Soriano has appeared in eight games this season, pitching an inning each time. In his eight innings of work, he's given up six hits, no runs (earned or unearned), one walk, and eleven strikeouts. He's only made one appearance in which he's failed to strike anyone out, leading to a strikeouts per nine rate of 12.38 (he has a K% of 36.7 if you prefer that stat), which is great to see, considering this number was so low last season. His WAR is already at 0.5, after being 0.9 for all of last season. (For reference, a WAR of 5.0 is the best a relief pitcher has posted in the "closer era", since 1988.) He hasn't given up more than two hits in any appearance and has only given up one hit over his last five, including none in his last three, in which he recorded two saves and a win. Also, just an interesting note, he has made one appearance this season with the Nats trailing, something he was not asked to do a single time in 2013.
These numbers are great so far, but they've come over just eight innings pitched. Still, it's good to see Soriano get off to a good start, especially with questions surrounding him in the off-season about his role as closer, and his poor start to the 2013 season. (Through 8 IP last year, he gave up four runs and had a blown save.) The Nats are not putting Soriano in save situations often this season, but when they are, he has yet to fail to do his job. He has pitched great even in non-save situations as well, which can often be troubling for closers, as they are not accustomed to pitching in these situations.

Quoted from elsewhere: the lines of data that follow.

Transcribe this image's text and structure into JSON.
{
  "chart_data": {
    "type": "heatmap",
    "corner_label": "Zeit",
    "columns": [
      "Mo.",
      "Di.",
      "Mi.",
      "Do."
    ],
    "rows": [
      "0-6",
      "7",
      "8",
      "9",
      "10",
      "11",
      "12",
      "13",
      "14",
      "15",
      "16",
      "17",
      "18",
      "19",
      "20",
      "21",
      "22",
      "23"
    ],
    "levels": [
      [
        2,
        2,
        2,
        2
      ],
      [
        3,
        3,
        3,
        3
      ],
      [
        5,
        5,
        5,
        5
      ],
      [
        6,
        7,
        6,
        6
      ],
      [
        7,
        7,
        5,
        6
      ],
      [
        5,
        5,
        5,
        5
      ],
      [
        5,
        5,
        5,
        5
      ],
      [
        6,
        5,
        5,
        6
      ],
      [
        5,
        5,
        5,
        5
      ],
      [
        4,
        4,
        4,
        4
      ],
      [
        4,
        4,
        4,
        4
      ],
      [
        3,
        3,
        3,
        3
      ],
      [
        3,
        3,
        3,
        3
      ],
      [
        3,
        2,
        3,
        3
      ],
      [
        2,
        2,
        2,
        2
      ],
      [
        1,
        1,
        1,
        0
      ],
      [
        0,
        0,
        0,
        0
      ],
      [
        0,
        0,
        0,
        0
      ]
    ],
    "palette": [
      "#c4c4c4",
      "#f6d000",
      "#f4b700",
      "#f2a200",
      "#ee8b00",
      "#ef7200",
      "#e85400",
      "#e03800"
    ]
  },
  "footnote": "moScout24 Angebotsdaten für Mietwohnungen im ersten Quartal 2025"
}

While the save is basically a meaningless stat (that's a topic for another blog), it's nice to see the Nats' closer being able to record them when called upon and providing the bullpen with some stability, especially during a stretch when Clippard has been shaky. Maybe closers are like umpires, and kickers in football, in that if they're doing their job, you don't hear about them. I'm guessing Soriano doesn't mind not getting attention, but his pitching so far this season deserves some.